NOTE 11 – GOING CONCERN

The accompanying financial statements have been prepared assuming the Company will continue as a going concern. The Company has a negative current ratio and total liabilities in excess of total assets. Those factors, as well as uncertainty in securing financing for continued operations, create an uncertainty about the Company’s ability to continue as a going concern. Management of the Company has developed a plan to reduce its liabilities through sales of new releases of the Company’s flagship software titles. The ability of the Company to continue as a going concern is dependent on the acceptance of the plan by the Company’s creditors and the plan’s success. The financial statements do not include any adjustments that might result from the outcome of this uncertainty.

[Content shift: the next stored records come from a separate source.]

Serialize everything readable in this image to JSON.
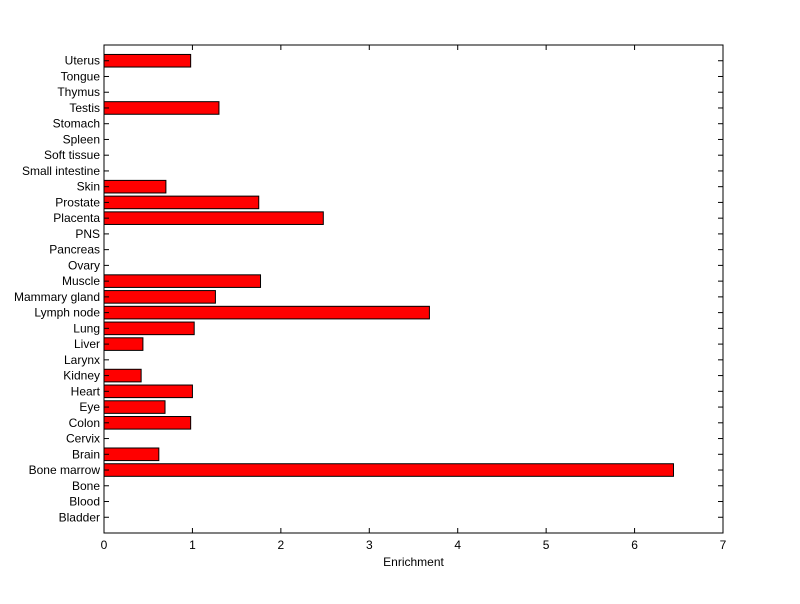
{
  "chart_data": {
    "type": "bar",
    "orientation": "horizontal",
    "title": "",
    "xlabel": "Enrichment",
    "ylabel": "",
    "xlim": [
      0,
      7
    ],
    "xticks": [
      0,
      1,
      2,
      3,
      4,
      5,
      6,
      7
    ],
    "grid": false,
    "legend": "none",
    "bar_color": "#ff0000",
    "bar_edge_color": "#000000",
    "categories": [
      "Bladder",
      "Blood",
      "Bone",
      "Bone marrow",
      "Brain",
      "Cervix",
      "Colon",
      "Eye",
      "Heart",
      "Kidney",
      "Larynx",
      "Liver",
      "Lung",
      "Lymph node",
      "Mammary gland",
      "Muscle",
      "Ovary",
      "Pancreas",
      "PNS",
      "Placenta",
      "Prostate",
      "Skin",
      "Small intestine",
      "Soft tissue",
      "Spleen",
      "Stomach",
      "Testis",
      "Thymus",
      "Tongue",
      "Uterus"
    ],
    "values": [
      0,
      0,
      0,
      6.44,
      0.62,
      0,
      0.98,
      0.69,
      1.0,
      0.42,
      0,
      0.44,
      1.02,
      3.68,
      1.26,
      1.77,
      0,
      0,
      0,
      2.48,
      1.75,
      0.7,
      0,
      0,
      0,
      0,
      1.3,
      0,
      0,
      0.98
    ]
  }
}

NOTE 12 – SUBSEQUENT EVENTS

In April 2004, the Company committed to issue a total of 1,519,349 common shares to executive management in lieu of cash as payment of their 2003 accrued performance bonus. The Company also committed to issue 637,500 common shares to non-executive employees. Both are subject to a one-year lockup agreement.

In April 2004, the Company committed to issue a warrant to purchase 150,000 common shares at $.022 per share to a law firm for corporate legal services. This warrant will be currently exercisable and will expire in April 2009.